Victoire électorale de la gauche réformiste en Équateur

Le 2 avril dernier, le candidat de gauche Lenin Moreno, successeur de l’ancien président Rafael Correa, a été élu au 2e tour des élections présidentielles équatoriennes avec un peu plus de 51% des voix après avoir obtenu près de 39% lors du 1er tour de février. Ancien vice-président et figure reconnue au niveau mondial pour sa défense des gens ayant un handicap, lui-même étant paraplégique depuis un tir lors d’un vol en 1998, Moreno proposait la poursuite de la « Révolution citoyenne ». Son adversaire, le banquier millionnaire Guillermo Lasso, a reçu près de 49% des voix lors du 2e tour qui a connu un taux de participation de 83%. Lasso a eu 28% au 1er tour et le camp réactionnaire s’est renforcé avec le soutien de la troisième candidate démocrate-chrétienne Cynthia Viteri ayant fait 16% au 1er tour.

Selon le journal argentin 12 Pagina se basant sur les fuites des Panama Papers, Lasso possède des actifs dans une quarantaine d’entreprises offshores. Il ne pourrait pas se représenter de nouveau à moins de se départir de ces actifs dans les paradis fiscaux. La raison ? Le peuple équatorien a également voter à 55% lors d’une consultation tenu en même temps que le 1er tour que tout candidat à des élections et tous les fonctionnaires publics devront d’ici un an retirer leur argent et leurs biens des paradis fiscaux sans quoi ils seront interdits de candidature ou bien mis à la porte. Une idée à reproduire ailleurs ? Soulignons également que les élections législatives de ce pays plurinational ont porté de nouveau une majorité de gauche avec 74 sièges contre 49 pour les deux partis de droite combinés. Correa avait gagné les présidentielles de 2009 et de 2013 au 1er tour avec 52% et 57% respectivement tandis que l’Assemblée accueillait de fortes majorités de gauche de 59 et de 100 sièges.

Lasso représentait pour la deuxième fois de suite aux élections l’oligarchie historique qui veut revenir au pouvoir dans ce pays de 16 millions de personnes dont l’économie est encore dépendante de l’exportation du pétrole et des produits alimentaires notamment les bananes. La baisse des prix de ces ressources ces dernières années, des divisions au sein des communautés indigènes face à l’exploitation des ressources en Amazonie et des cas de corruption ont minés le dernier mandat de Correa.
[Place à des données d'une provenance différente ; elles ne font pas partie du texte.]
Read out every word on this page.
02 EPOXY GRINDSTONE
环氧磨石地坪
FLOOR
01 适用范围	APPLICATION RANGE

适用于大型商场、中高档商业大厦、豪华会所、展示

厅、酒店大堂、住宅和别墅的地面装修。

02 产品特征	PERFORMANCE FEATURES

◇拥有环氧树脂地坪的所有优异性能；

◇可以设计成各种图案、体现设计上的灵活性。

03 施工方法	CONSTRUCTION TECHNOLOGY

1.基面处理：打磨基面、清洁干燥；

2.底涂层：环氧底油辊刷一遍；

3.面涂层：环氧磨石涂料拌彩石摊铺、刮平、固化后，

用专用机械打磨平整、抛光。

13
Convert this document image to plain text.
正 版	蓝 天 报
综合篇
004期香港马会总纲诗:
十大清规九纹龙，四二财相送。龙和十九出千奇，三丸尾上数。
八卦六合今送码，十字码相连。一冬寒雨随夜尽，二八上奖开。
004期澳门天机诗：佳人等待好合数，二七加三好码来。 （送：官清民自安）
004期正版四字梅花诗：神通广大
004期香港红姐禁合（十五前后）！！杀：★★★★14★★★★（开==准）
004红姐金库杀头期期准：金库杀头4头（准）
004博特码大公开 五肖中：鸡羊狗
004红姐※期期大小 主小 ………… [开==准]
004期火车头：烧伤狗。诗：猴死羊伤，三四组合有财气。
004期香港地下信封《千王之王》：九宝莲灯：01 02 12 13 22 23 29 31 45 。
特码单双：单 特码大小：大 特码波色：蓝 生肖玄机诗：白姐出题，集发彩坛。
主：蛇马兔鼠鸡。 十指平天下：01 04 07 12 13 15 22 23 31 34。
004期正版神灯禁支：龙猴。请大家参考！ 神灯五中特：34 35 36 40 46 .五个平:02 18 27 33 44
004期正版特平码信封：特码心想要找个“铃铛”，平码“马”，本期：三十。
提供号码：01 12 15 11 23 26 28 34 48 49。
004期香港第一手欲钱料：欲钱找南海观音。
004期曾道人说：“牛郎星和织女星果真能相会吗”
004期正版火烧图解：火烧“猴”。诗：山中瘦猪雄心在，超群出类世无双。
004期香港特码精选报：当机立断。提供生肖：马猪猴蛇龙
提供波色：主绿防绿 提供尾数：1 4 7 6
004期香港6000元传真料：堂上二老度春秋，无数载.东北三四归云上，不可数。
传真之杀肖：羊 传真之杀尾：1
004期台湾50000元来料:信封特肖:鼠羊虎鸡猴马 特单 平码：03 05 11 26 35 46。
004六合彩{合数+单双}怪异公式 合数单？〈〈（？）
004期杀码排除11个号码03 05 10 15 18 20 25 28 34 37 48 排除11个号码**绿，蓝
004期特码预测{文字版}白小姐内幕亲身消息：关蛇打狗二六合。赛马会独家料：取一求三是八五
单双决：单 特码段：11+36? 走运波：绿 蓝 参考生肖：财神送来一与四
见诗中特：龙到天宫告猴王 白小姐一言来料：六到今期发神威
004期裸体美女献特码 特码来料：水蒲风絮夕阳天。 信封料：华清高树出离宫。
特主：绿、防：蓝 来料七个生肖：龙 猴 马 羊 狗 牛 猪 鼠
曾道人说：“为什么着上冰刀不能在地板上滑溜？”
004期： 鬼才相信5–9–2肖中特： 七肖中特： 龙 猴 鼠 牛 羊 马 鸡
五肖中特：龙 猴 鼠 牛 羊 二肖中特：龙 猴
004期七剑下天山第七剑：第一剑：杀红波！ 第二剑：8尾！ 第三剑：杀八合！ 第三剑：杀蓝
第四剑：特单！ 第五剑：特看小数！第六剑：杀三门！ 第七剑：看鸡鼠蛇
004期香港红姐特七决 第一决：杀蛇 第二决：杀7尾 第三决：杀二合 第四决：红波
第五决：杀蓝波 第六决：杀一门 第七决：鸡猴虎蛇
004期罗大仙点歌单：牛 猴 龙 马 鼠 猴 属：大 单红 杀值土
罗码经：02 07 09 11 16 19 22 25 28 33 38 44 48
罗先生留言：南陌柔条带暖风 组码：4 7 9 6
Lasso s’est servi de cela dans un contexte latino-américain où la gauche se retrouve sur la défensive après avoir connu des victoires retentissantes depuis une dizaine d’années. Le banquier candidat promettait du changement et des opportunités, le nom de son parti CREO, avec des vieilles recettes de privatisation, de productivité à la hausse supposée créer des centaines de milliers d’emplois et des baisses d’impôt favorisant les compagnies, les banquiers et les secteurs liées à l’exportation au détriment de la grande majorité. Il promettait un retour au travail payé à la tâche ou de façon temporaire en s’attaquant à cet acquis sous Correa qui avait éliminé le contrat de travail à l’heure. Tandis que les emplois du secteur public ont connu une croissance de 90 000 postes dont 57 000 en santé et en éducation entre 2006 et 2015 [1], Lasso voulait bien sûr mettre à pied et couper les budgets. Moreno proposait de poursuivre en augmentant le financement de l’éducation post-secondaire qui est le plus élevé d’Amérique latine en proportion du PIB.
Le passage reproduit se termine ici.